Mais fais toi donc à l'idée !! Consume toi dans ta soif autophage, détruit toi c'est ta seule voie d'existance, simple celulle d'une tumeur maligne nomé humanité.
Je me demande quelle est la finallité ? Subir et mourir, pas d'autres alternatives...
L'estomac vide a été de tout temps le moteur de la révolte. Ayant compris ça, nous nous assenons une overdose de nouriture pour notre corps mais désormais aussi pour notre esprit.

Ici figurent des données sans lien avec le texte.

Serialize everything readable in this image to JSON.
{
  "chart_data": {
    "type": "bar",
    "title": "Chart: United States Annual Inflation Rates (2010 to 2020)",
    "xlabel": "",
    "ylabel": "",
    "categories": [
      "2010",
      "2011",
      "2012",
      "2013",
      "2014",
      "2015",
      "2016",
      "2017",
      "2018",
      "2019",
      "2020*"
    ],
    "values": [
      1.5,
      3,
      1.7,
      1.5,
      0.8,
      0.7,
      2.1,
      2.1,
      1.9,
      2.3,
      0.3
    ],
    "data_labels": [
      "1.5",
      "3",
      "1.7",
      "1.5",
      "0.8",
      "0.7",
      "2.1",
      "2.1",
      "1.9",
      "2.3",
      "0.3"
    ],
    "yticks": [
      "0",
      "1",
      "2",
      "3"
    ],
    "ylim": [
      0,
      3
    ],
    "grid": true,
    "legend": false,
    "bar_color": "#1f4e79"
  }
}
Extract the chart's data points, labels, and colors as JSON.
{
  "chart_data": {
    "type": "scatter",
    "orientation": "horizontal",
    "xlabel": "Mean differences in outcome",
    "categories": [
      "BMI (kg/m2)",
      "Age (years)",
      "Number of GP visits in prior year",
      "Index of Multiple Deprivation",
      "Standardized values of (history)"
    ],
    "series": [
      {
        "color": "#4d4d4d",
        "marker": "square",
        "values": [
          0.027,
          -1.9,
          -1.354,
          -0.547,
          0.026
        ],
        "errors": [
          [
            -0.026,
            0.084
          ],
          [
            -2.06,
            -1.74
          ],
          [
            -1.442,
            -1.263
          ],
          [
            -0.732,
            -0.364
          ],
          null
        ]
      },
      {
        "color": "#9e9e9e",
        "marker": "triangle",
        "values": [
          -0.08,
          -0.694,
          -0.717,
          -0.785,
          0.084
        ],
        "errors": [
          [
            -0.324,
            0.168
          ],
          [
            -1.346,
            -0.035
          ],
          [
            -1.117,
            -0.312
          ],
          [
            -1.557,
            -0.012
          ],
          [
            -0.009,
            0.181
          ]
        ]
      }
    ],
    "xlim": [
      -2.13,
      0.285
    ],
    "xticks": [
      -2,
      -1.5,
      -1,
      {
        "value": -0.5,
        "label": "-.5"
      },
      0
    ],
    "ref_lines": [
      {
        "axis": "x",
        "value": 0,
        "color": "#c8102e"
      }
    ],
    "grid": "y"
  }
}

J'ai faim mais envie de vomir, comme à la sortie d'une orgie à bas prix, faite de frittes grasse et de sandwich plastifié où l'on fornique avec l'ennui . J'arrive au point de non-retour, je ne suis pas seul, ça me fait peur...
Prélude
Sans doute car je suis assez térrifié par ce qui se dessine jour après jour sous mes yeux. Du statut de simple passager de mon existence, de bête abruti ayant pour fonction de consommer, je veux devenir acteur de mon destin. A ma toute simple échelle je perçois l'étendu de la "vallée de larmes" qu'est une existence. Je n'ai pas de but, je participe d'un mouvement, fou et vulgaire, une paupérisation de l'esprit, une aliénation et je cheche d'autres moyens pour m'abrutir, tenir?
Mes desirs ne sont pas que commerciallement exploitables, bon nombre d'entres eux certes, mais pas tous. Il me reste cette envie de parvenir à modifier le présent, ce futur proche, pour voir la raison - la seule l'unique, laquelle ?- reprendre sa place, au coeur de notre vie communautaire d'êtres humains.